Genoa Postcard: A Tale Of Modern Sailors, Echos Of The Ancient Mariner

Many seafarers are hired and fired every seven months. Some keep up this lifestyle for 40 years while sailing the world. Some of those who'd recently docked in the Italian port city of Genoa, share a taste of their travels that are connected to a long history of a seafaring life.

A sailor smokes a cigarette on the hydrofoil Procida

A sailor on the hydrofoil Procida in Italy

Daniele Frediani/Mondadori Portfolio via ZUMA Press
Paolo Griseri

GENOA — Cristina did it to escape after a tough breakup. Luigi because he dreamed of adventures and the South Seas. Marianna embarked just “before the refrigerator factory where I worked went out of business.
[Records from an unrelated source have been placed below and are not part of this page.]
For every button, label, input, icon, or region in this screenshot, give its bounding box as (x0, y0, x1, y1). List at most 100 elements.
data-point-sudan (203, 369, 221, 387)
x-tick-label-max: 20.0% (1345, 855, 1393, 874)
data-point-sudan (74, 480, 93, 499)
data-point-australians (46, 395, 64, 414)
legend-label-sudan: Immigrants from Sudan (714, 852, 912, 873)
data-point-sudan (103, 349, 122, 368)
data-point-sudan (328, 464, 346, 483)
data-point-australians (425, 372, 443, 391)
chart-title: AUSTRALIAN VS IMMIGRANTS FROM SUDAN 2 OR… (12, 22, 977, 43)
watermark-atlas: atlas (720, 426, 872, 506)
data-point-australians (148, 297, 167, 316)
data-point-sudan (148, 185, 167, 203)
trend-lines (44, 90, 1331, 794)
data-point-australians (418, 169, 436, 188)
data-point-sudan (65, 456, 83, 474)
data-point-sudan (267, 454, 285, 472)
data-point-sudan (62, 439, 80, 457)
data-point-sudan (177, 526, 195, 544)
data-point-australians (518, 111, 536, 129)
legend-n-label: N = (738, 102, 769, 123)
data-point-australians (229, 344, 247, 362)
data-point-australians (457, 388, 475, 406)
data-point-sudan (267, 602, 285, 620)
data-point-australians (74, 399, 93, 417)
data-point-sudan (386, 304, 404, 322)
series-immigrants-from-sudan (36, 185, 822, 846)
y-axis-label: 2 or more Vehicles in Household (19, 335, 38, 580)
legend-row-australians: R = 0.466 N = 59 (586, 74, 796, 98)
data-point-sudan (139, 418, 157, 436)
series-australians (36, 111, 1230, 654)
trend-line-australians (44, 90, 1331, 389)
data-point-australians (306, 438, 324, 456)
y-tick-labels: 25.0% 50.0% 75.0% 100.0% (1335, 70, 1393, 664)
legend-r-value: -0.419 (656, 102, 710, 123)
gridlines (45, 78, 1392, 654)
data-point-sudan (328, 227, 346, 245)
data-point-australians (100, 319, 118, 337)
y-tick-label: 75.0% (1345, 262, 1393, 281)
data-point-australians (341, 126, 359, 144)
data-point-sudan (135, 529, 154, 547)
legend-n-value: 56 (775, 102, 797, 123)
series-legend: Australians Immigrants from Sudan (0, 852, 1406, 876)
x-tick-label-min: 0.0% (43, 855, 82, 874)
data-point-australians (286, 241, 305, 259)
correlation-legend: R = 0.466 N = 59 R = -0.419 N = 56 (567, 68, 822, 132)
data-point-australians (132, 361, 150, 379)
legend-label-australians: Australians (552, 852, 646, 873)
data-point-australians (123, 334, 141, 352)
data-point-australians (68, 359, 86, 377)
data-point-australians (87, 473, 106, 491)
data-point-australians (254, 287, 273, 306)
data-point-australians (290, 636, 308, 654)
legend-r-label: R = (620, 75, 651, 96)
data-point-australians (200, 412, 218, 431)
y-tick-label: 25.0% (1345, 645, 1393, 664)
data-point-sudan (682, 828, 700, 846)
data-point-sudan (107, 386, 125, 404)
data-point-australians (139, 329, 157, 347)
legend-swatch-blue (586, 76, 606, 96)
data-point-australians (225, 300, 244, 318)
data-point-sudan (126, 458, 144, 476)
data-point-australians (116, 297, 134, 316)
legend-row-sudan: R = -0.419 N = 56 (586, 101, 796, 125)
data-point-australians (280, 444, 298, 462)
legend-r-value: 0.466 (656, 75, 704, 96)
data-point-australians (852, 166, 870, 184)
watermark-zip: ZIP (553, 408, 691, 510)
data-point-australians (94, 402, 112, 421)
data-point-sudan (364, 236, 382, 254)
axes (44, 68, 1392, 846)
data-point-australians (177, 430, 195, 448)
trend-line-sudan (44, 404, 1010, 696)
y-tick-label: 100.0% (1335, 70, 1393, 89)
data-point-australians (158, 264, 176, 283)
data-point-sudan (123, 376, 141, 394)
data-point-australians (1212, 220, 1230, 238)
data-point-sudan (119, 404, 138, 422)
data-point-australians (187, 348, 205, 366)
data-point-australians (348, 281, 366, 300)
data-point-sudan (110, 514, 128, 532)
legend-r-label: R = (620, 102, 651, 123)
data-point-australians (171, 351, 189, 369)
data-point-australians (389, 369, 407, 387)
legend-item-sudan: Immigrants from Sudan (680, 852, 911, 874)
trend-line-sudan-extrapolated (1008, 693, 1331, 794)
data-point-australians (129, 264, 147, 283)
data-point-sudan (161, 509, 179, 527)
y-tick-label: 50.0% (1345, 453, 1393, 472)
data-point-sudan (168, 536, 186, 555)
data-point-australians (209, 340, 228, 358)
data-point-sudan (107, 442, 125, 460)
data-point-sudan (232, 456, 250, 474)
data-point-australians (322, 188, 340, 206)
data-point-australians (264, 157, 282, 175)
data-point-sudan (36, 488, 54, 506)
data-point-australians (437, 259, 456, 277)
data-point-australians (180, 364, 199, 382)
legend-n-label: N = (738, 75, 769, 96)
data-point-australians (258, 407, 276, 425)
I’m one of the few who got severance pay.”

To hear their stories, you have to go to the canteen on Via Albertazzi, in Italy's northern port city of Genoa, across from the ferry terminal. The place has excellent minestrone soup and is decorated with models of the ships that have made the port’s history.

There are 38,000 Italian professional sailors, many of whom work here in Genoa, a historic port of call that today is the country's second largest after Trieste on the east coast. Luciano Rotella of the trade union Italian Federation of Transport Workers says the official number of maritime workers is far lower than the reality, which contains a tangle of different laws, regulations, contracts and ethnicities — not to mention ancient remnants of harsh battles between shipowners and crews.

The result is that today it is not so easy to know how many people sail, nor their nationalities.

What is certain is that every six to seven months, the Italian mariner disembarks the ship and is dismissed: they take severance pay and after waits for the next call. Andrea has been sailing for more than 20 years: “When I started out, to those who told us we were earning good money, I replied that I had a precarious life: every landing was a dismissal.”